4.3. Con il terzo motivo, la R. lamenta la “violazione e/o falsa applicazione di norma di diritto ex art. 360 comma primo, n. 3 c.p.c. per erronea e/o falsa applicazione degli artt. 155 quater in rapporto all’art. 1803 e 1809 c.c. – omessa o contraddittoria motivazione in rapporto al provvedimento di assegnazione della casa familiare alla signora R.R.T. “.

La sentenza è errata laddove non ha considerato l’assegnazione dell’immobile con i provvedimenti provvisori emessi nel procedimento di separazione personale dei coniugi.

4.4. Con il quarto motivo, la R. lamenta la “violazione dell’art. 360 comma primo, n. 3-4 c.p.c. in relazione all’art. 356 c.p.c.”.

Lamenta la mancata ammissione di istanze istruttorie formulate in sede di appello.

4.5. Con il quinto motivo, la R. lamenta la “violazione art. 360 comma primo, n. 5 c.p.c. contraddittorietà e/o insufficienza della motivazione nella parte in cui prevede l’obbligo della signora R. e dei figli di corrispondere una indennità di occupazione per il mancato rilascio omettendo qualsiasi valutazione del provvedimento di assegnazione della casa familiare nei provvedimenti urgenti di separazione sulla liquidazione delle spese di procedura”.

Denuncia la valutazione equitativa effettuata dal giudice del merito per la determinazione della somma dovuta a titolo di indennità per la mancata restituzione dell’immobile.

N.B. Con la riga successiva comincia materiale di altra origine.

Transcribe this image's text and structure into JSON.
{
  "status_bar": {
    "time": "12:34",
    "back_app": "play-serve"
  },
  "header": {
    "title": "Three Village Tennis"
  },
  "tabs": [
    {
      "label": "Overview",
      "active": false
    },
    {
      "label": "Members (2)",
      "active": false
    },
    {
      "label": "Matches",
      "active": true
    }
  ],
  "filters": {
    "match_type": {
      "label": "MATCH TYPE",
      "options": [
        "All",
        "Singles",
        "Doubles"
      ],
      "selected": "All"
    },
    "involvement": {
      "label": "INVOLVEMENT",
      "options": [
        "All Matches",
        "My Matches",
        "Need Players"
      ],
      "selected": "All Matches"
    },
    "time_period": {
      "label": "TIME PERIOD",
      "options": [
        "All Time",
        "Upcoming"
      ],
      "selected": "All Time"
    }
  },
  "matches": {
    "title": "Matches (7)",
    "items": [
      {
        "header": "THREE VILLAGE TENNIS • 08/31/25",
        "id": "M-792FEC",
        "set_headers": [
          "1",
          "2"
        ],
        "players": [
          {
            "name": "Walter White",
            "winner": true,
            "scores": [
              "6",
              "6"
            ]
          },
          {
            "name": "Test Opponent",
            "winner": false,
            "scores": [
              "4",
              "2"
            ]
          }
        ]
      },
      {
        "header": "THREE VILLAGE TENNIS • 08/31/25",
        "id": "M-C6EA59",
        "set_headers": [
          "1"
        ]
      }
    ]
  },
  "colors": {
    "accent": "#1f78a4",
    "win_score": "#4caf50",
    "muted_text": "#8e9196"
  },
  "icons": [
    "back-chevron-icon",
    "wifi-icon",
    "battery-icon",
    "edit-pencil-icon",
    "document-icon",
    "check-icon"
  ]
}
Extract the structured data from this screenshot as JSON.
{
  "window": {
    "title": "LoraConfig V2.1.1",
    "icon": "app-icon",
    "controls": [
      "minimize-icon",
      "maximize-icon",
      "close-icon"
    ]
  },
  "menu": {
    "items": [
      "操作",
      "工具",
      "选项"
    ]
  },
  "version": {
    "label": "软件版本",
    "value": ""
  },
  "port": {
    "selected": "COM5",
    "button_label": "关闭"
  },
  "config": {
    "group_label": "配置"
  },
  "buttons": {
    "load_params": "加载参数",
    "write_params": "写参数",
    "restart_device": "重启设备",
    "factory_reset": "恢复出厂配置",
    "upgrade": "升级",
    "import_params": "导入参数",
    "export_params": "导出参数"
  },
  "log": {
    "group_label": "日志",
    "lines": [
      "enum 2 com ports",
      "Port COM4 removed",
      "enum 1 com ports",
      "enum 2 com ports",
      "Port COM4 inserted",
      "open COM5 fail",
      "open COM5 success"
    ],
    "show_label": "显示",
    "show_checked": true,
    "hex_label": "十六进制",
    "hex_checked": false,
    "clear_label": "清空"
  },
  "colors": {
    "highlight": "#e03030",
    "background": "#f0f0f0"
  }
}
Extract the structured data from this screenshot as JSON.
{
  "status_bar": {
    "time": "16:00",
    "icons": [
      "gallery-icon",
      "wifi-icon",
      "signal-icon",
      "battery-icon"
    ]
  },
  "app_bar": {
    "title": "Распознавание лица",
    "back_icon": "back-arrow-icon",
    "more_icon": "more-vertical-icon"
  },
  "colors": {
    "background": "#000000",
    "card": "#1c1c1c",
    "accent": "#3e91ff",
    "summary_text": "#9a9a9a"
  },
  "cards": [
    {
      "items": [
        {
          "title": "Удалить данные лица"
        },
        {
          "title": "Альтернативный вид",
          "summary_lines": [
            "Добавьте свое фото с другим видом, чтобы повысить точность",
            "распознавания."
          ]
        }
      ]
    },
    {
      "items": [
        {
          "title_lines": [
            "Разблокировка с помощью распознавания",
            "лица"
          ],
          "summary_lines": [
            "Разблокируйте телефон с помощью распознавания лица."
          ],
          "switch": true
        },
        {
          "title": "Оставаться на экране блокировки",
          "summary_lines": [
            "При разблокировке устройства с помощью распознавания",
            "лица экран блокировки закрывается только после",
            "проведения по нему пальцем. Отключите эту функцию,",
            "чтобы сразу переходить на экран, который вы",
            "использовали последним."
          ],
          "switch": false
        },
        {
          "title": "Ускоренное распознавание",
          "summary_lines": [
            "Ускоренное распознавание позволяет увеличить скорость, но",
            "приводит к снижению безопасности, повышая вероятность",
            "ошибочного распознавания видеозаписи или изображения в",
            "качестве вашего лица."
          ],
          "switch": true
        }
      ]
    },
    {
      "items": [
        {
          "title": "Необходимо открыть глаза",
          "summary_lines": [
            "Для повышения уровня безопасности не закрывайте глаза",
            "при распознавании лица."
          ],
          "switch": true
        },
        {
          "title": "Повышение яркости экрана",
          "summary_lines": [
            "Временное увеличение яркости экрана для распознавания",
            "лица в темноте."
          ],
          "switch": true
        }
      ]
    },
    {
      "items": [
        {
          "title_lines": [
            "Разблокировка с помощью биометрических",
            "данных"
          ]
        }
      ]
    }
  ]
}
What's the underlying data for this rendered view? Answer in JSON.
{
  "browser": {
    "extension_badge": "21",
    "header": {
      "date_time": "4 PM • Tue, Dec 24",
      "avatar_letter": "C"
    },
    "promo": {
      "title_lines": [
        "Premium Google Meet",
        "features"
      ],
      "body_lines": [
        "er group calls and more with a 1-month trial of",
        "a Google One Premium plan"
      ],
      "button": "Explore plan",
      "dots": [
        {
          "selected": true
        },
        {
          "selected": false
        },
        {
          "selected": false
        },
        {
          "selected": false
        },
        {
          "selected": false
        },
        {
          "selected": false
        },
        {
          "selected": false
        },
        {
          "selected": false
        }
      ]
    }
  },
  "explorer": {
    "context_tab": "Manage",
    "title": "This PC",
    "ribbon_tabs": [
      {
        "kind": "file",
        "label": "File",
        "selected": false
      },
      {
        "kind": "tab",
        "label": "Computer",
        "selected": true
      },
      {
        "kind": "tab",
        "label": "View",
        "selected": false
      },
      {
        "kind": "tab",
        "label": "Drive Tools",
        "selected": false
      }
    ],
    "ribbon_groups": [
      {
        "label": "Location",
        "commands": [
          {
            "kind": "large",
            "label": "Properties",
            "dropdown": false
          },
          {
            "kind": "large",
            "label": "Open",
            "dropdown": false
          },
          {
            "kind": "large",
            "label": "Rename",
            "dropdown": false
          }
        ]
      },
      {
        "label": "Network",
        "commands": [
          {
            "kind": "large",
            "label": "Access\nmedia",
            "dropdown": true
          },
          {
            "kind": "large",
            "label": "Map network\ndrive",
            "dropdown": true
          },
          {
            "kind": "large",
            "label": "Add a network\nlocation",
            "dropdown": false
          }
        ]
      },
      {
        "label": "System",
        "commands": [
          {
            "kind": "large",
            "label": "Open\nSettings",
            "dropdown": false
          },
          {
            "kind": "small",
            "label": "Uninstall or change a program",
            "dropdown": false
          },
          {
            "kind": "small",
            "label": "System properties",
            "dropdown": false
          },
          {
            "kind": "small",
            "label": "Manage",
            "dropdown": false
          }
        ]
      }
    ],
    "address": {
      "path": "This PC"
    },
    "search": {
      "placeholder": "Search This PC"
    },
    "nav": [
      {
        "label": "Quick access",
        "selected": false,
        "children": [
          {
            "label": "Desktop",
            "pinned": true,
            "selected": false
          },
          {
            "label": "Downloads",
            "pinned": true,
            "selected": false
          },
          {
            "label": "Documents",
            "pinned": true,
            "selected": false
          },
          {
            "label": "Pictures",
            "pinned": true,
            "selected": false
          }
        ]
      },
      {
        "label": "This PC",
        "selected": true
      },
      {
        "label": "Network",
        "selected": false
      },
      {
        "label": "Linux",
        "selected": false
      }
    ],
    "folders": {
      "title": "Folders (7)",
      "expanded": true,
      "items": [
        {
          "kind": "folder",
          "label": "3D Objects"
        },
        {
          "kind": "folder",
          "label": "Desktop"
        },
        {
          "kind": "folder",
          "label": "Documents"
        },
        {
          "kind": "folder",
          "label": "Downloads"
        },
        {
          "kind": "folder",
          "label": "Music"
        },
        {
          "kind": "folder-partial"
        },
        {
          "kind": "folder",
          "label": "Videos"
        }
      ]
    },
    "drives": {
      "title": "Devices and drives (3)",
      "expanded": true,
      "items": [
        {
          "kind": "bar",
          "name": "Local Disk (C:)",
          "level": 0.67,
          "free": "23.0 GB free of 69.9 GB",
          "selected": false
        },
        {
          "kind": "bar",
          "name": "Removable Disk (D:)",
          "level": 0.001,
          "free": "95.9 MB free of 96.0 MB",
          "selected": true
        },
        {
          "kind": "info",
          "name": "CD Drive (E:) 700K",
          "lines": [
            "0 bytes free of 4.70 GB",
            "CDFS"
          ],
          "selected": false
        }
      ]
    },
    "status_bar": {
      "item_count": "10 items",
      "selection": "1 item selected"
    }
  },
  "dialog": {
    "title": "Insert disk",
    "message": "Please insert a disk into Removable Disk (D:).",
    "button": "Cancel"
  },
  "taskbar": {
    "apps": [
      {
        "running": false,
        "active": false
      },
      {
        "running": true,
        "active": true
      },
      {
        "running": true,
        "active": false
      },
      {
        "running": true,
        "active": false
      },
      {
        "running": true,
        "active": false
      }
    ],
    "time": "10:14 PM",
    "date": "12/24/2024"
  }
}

I motivi due, tre, quattro e cinque sono assorbiti.

5. Per quanto riguarda il ricorso incidentale condizionato con il quale si denuncia il fatto che la Corte d’Appello non ha valutato, ritenendolo assorbito, l’urgente ed imprevisto bisogno ex art. 1809 c.c., esso rimane assorbito dall’accoglimento del primo motivo del ricorso principale, perché rientra tra le valutazioni che dovrà fare il giudice del merito, secondo i principi sopra enunciati.

6. Va dunque pronunciato l’accoglimento del primo motivo del ricorso principale, assorbiti gli altri motivi ed il ricorso incidentale condizionato, con invio alla Corte d’Appello di Venezia in diversa composizione, anche per le spese.

P.Q.M.

la Corte accoglie il primo motivo del ricorso principale, dichiara assorbiti gli altri motivi ed il ricorso incidentale condizionato.

Rinvia alla Corte d’Appello di Venezia in diversa composizione, anche per le spese.